The majority of us have found ways to cope. Ways to compensate for, avoid, or otherwise circumvent our hidden wounds. That way we remain functional despite our hidden damage.
But coping is not thriving, nor is it healing. It is just easier than doing the self-work.
To seek out and heal your traumas is a deeply uncomfortable and unpleasant experience. It can be so uncomfortable and so scary that sometimes we prefer to keep our traumas over healing from them. And we learn to justify this by assimilating those traumas into our identity. This only makes things more difficult, because any suggestion of healing that trauma becomes an affront to your very sense of self.
Needless to say, although the result is powerfully liberating and an immense relief, the process of healing can be a rough time.
Which is why I notice that the people who tend to actually heal their own traumas are the ones who at some point had been rendered non-functional by them. They had no choice but to find a way to heal.
Once you've healed from an internalized trauma, you're more likely to do so again for other traumas. You understand through your own direct experience that the temporary suffering of the healing process is worthwhile to endure over the cyclical suffering of the unhealed wound.
My challenge to you is this: Become aware of the ways in which you cope. Discern what internalized trauma is causing you to rely on coping. And then observe the ways in which your coping mechanisms are selling you short. Observe the things--the freedoms--you give up in order to continue coping.
Eventually through repeated observation and contemplation, you may become intolerant of just coping. You may develop the urge for freedom.

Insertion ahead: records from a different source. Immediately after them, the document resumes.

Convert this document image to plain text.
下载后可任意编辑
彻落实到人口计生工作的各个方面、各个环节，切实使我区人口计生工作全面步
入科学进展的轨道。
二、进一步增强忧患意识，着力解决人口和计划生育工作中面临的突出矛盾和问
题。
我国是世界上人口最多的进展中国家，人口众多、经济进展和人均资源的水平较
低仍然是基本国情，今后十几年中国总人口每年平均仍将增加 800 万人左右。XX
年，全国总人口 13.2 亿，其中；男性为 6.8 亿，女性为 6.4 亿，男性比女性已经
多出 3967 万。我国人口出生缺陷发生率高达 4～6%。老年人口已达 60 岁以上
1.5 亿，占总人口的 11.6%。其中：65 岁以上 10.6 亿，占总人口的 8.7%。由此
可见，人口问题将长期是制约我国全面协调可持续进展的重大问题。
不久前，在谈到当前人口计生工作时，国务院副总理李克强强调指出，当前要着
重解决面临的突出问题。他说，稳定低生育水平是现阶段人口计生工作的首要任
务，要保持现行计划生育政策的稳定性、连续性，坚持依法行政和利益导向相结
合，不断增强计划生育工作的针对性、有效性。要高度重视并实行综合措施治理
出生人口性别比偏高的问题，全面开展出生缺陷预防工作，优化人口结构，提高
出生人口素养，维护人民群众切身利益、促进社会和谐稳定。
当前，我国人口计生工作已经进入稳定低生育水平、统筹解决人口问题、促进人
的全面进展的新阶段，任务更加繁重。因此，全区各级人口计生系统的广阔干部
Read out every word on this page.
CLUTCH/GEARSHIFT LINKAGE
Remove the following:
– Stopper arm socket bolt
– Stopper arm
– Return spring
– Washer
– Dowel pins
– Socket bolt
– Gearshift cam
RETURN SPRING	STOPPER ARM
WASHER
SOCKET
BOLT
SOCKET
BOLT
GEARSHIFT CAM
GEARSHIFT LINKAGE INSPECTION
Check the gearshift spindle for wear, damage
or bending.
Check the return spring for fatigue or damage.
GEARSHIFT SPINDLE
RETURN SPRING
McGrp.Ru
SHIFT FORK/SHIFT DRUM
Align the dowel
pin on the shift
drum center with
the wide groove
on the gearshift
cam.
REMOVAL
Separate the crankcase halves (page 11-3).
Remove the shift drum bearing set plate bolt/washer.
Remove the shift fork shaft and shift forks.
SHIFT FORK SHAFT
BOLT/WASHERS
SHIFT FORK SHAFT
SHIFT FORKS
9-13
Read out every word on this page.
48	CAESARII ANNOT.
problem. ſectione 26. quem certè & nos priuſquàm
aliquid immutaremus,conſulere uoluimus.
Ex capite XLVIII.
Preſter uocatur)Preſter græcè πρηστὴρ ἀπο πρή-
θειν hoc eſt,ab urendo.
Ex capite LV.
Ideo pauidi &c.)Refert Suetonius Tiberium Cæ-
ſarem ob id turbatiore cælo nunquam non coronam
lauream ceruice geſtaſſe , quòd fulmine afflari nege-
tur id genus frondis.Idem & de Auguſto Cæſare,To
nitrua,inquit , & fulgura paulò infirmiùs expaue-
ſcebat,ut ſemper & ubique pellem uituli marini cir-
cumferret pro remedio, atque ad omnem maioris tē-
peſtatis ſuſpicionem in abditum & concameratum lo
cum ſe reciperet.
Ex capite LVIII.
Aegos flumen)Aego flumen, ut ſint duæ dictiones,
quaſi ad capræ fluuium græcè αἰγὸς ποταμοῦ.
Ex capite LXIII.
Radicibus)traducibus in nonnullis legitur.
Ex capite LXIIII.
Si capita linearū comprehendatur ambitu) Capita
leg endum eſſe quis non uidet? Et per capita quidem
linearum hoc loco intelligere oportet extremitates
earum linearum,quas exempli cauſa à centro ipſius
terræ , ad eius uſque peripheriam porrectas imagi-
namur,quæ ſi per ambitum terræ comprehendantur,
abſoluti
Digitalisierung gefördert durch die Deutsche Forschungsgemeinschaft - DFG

Healing from a deep trauma will only ever happen in its own time. Sometimes we have so much going on that it needs to be addressed at a later point, from a position of greater strength and groundedness. But that doesn't mean we cannot start preparing ourselves for that moment now. Today.
Otherwise, we will live the rest of our lives resigned to a tolerable form of suffering because we refuse to tolerate the temporary discomfort of healing.
And we will also be inflicting our suffering on others, because at some point people will invariably activate our triggers--whether intentionally or accidentally.
A book I always recommend is The Places That Scare You by Pema Chodron. It is a pragmatic and insightful text that guides the reader through the practice and process of looking within at all the things inside us that make us feel squeamish and uncomfortable. This will gift you with an incredible power.
May all beings be free. May all beings be healed.